26 jul 2013

El asesinato de Pitágoras / Marcos Chicot


CAPÍTULO 1

16 de abril de 510 a. C.

Akenón, sin desviar la mirada de la pequeña copa de cerámica que contenía su vino, observó por el rabillo del ojo al posadero. Éste se acercó a su mesa hasta quedar a un par de pasos, titubeó y volvió a alejarse. No le gustaba que un cliente estuviera tanto tiempo sin ni siquiera beberse la primera copa, pero no se atrevía a molestar a un extranjero, seguramente egipcio, que además de sacarle una cabeza iba armado con una espada curva y un puñal que no se molestaba en ocultar.

Akenón volvió a ensimismarse, ajeno al ambiente lúgubre de aquella posada. Llevaba allí dos horas y todavía permanecerían varias más, pero a partir de que se pusiera el sol estaría en compañía de alguien que jamás habría entrado en ese antro por voluntad propia.

Acarició distraídamente la superficie de la copa y después dio un pequeño sorbo. El vino era sorprendentemente digno. Sin levantar la cabeza, recorrió la sala con la mirada.

«Esta noche acabará todo.»

La mayoría de las leyendas se van exagerando hasta alejarse completamente de la realidad. “Pero en el caso de los sibaritas casi todo es cierto», pensó Akenón.
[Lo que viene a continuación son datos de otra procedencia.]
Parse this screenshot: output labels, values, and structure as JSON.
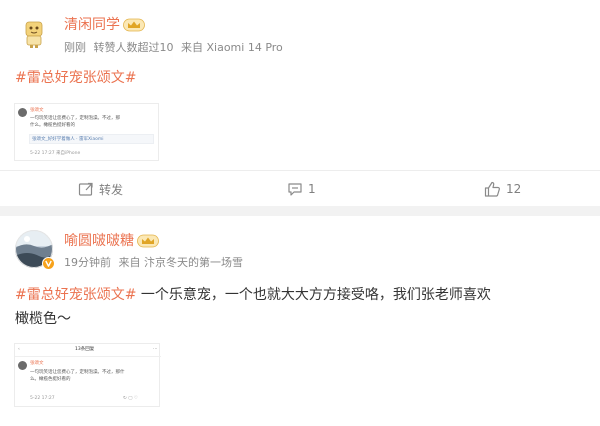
{
  "post1": {
    "username": "清闲同学",
    "time": "刚刚",
    "repost_note": "转赞人数超过10",
    "source": "来自 Xiaomi 14 Pro",
    "topic": "#雷总好宠张颂文#",
    "embedded": {
      "username": "张颂文",
      "line1": "一句玩笑话让您费心了，定制泡澡。不过，那",
      "line2": "什么。橄榄色挺好看的",
      "link": "张颂文_好好学着做人 · 雷军Xiaomi",
      "time": "5-22 17:27 来自iPhone"
    },
    "actions": {
      "repost_label": "转发",
      "comment_count": "1",
      "like_count": "12"
    }
  },
  "post2": {
    "username": "喻圆啵啵糖",
    "time": "19分钟前",
    "source": "来自 汴京冬天的第一场雪",
    "topic": "#雷总好宠张颂文#",
    "text_line1": " 一个乐意宠，一个也就大大方方接受咯，我们张老师喜欢",
    "text_line2": "橄榄色～",
    "embedded": {
      "header": "13条回复",
      "username": "张颂文",
      "line1": "一句玩笑话让您费心了，定制泡澡。不过，那什",
      "line2": "么。橄榄色挺好看的",
      "time": "5-22 17:27"
    }
  },
  "colors": {
    "username": "#eb7350",
    "topic": "#eb7350",
    "meta": "#8a8a8a",
    "background": "#f2f2f2"
  },
  "icons": [
    "mascot-avatar-icon",
    "vip-crown-icon",
    "repost-icon",
    "comment-icon",
    "like-icon",
    "verified-v-icon"
  ]
}
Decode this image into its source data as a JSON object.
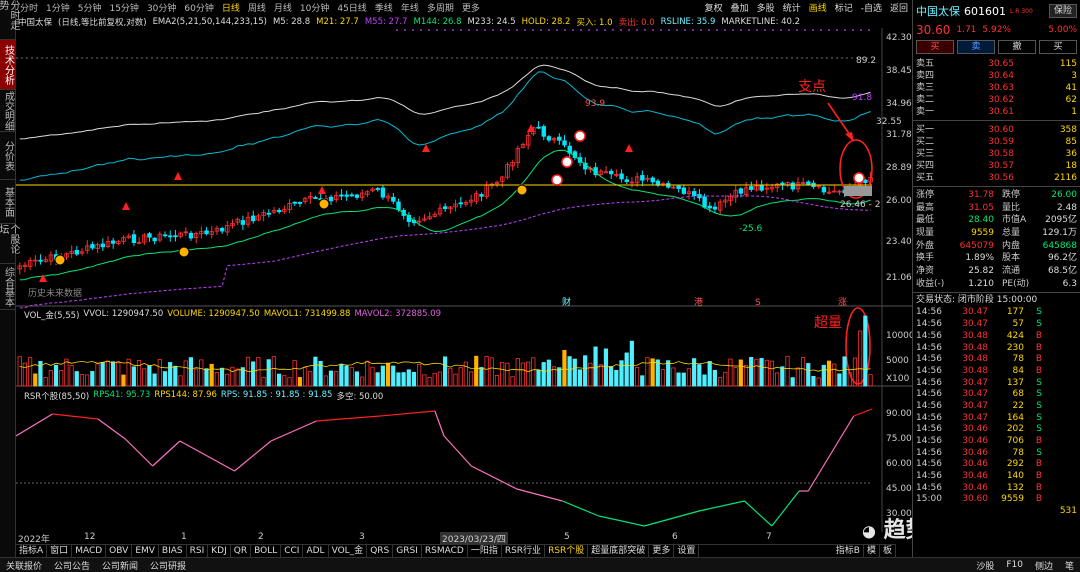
{
  "left_tabs": [
    "分时走势",
    "技术分析",
    "成交明细",
    "分价表",
    "基本面",
    "个股论坛",
    "综合基本"
  ],
  "active_left_tab": 1,
  "periods": [
    "分时",
    "1分钟",
    "5分钟",
    "15分钟",
    "30分钟",
    "60分钟",
    "日线",
    "周线",
    "月线",
    "10分钟",
    "45日线",
    "季线",
    "年线",
    "多周期",
    "更多"
  ],
  "active_period": "日线",
  "top_right": [
    "复权",
    "叠加",
    "多股",
    "统计",
    "画线",
    "标记",
    "-自选",
    "返回"
  ],
  "info": {
    "name": "中国太保",
    "mode": "(日线,等比前复权,对数)",
    "ema": "EMA2(5,21,50,144,233,15)",
    "ma5": "M5: 28.8",
    "ma21": "M21: 27.7",
    "ma55": "M55: 27.7",
    "ma144": "M144: 26.8",
    "ma233": "M233: 24.5",
    "hold": "HOLD: 28.2",
    "buy": "买入: 1.0",
    "sell": "卖出: 0.0",
    "rsline": "RSLINE: 35.9",
    "mkt": "MARKETLINE: 40.2"
  },
  "price_axis": [
    "42.30",
    "38.45",
    "34.96",
    "31.78",
    "28.89",
    "26.00",
    "23.40",
    "21.06"
  ],
  "price_labels": {
    "line_high": "89.2",
    "line_peak": "91.8",
    "level": "32.55",
    "support": "26.46 - 2"
  },
  "annot_labels": {
    "peak": "93.9",
    "low": "-25.6",
    "footnote": "历史未来数据",
    "cai": "财",
    "gang": "港",
    "s": "S",
    "zhang": "涨"
  },
  "annotations": {
    "zhidian": "支点",
    "chaoliang": "超量"
  },
  "vol_info": {
    "title": "VOL_金(5,55)",
    "vvol": "VVOL: 1290947.50",
    "volume": "VOLUME: 1290947.50",
    "mavol1": "MAVOL1: 731499.88",
    "mavol2": "MAVOL2: 372885.09"
  },
  "vol_axis": [
    "10000",
    "5000",
    "X100"
  ],
  "rsi_info": {
    "title": "RSR个股(85,50)",
    "rps41": "RPS41: 95.73",
    "rps144": "RPS144: 87.96",
    "rps": "RPS: 91.85 : 91.85 : 91.85",
    "ks": "多空: 50.00"
  },
  "rsi_axis": [
    "90.00",
    "75.00",
    "60.00",
    "45.00",
    "30.00"
  ],
  "x_labels": [
    "2022年",
    "12",
    "1",
    "2",
    "3",
    "2023/03/23/四",
    "5",
    "6",
    "7"
  ],
  "bottom_tabs": [
    "指标A",
    "窗口",
    "MACD",
    "OBV",
    "EMV",
    "BIAS",
    "RSI",
    "KDJ",
    "QR",
    "BOLL",
    "CCI",
    "ADL",
    "VOL_金",
    "QRS",
    "GRSI",
    "RSMACD",
    "一阳指",
    "RSR行业",
    "RSR个股",
    "超量底部突破",
    "更多",
    "设置"
  ],
  "active_bottom_tab": "RSR个股",
  "bottom_right": [
    "指标B",
    "模",
    "板"
  ],
  "status": [
    "关联报价",
    "公司公告",
    "公司新闻",
    "公司研报"
  ],
  "status_right": [
    "沙股",
    "F10",
    "侧边",
    "笔"
  ],
  "rp": {
    "name": "中国太保",
    "code": "601601",
    "badge": "L R 300",
    "btn": "保险",
    "price": "30.60",
    "chg": "1.71",
    "pct": "5.92%",
    "side_pct": "5.00%",
    "btns": [
      "买",
      "卖",
      "撤",
      "买"
    ],
    "asks": [
      [
        "卖五",
        "30.65",
        "115"
      ],
      [
        "卖四",
        "30.64",
        "3"
      ],
      [
        "卖三",
        "30.63",
        "41"
      ],
      [
        "卖二",
        "30.62",
        "62"
      ],
      [
        "卖一",
        "30.61",
        "1"
      ]
    ],
    "bids": [
      [
        "买一",
        "30.60",
        "358"
      ],
      [
        "买二",
        "30.59",
        "85"
      ],
      [
        "买三",
        "30.58",
        "36"
      ],
      [
        "买四",
        "30.57",
        "18"
      ],
      [
        "买五",
        "30.56",
        "2116"
      ]
    ],
    "stats": [
      [
        "涨停",
        "31.78",
        "跌停",
        "26.00"
      ],
      [
        "最高",
        "31.05",
        "量比",
        "2.48"
      ],
      [
        "最低",
        "28.40",
        "市值A",
        "2095亿"
      ],
      [
        "现量",
        "9559",
        "总量",
        "129.1万"
      ],
      [
        "外盘",
        "645079",
        "内盘",
        "645868"
      ],
      [
        "换手",
        "1.89%",
        "股本",
        "96.2亿"
      ],
      [
        "净资",
        "25.82",
        "流通",
        "68.5亿"
      ],
      [
        "收益(-)",
        "1.210",
        "PE(动)",
        "6.3"
      ]
    ],
    "state": "交易状态: 闭市阶段 15:00:00",
    "ticks": [
      [
        "14:56",
        "30.47",
        "177",
        "S"
      ],
      [
        "14:56",
        "30.47",
        "57",
        "S"
      ],
      [
        "14:56",
        "30.48",
        "424",
        "B"
      ],
      [
        "14:56",
        "30.48",
        "230",
        "B"
      ],
      [
        "14:56",
        "30.48",
        "78",
        "B"
      ],
      [
        "14:56",
        "30.48",
        "84",
        "B"
      ],
      [
        "14:56",
        "30.47",
        "137",
        "S"
      ],
      [
        "14:56",
        "30.47",
        "68",
        "S"
      ],
      [
        "14:56",
        "30.47",
        "22",
        "S"
      ],
      [
        "14:56",
        "30.47",
        "164",
        "S"
      ],
      [
        "14:56",
        "30.46",
        "202",
        "S"
      ],
      [
        "14:56",
        "30.46",
        "706",
        "B"
      ],
      [
        "14:56",
        "30.46",
        "78",
        "S"
      ],
      [
        "14:56",
        "30.46",
        "292",
        "B"
      ],
      [
        "14:56",
        "30.46",
        "140",
        "B"
      ],
      [
        "14:56",
        "30.46",
        "132",
        "B"
      ],
      [
        "15:00",
        "30.60",
        "9559",
        "B"
      ]
    ],
    "tick_extra": "531"
  },
  "watermark": "趋势一阳指",
  "colors": {
    "up": "#ff3030",
    "down": "#00e5ff",
    "ma": "#ffd700",
    "green": "#00e676",
    "purple": "#c040ff"
  }
}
Síbaris era una de las ciudades más populosas que había conocido en su ajetreada vida. Decían que contaba con trescientas mil almas, y tal vez fuese verdad. El resto de mitos, no obstante, sólo eran ciertos en la parte de la ciudad más cercana al importante puerto. Allí residía la mayoría de aristócratas, dueños de casi toda la fértil llanura en la que se asentaba la ciudad, y poseedores de una flota comercial que sólo palidecía ante la de los fenicios.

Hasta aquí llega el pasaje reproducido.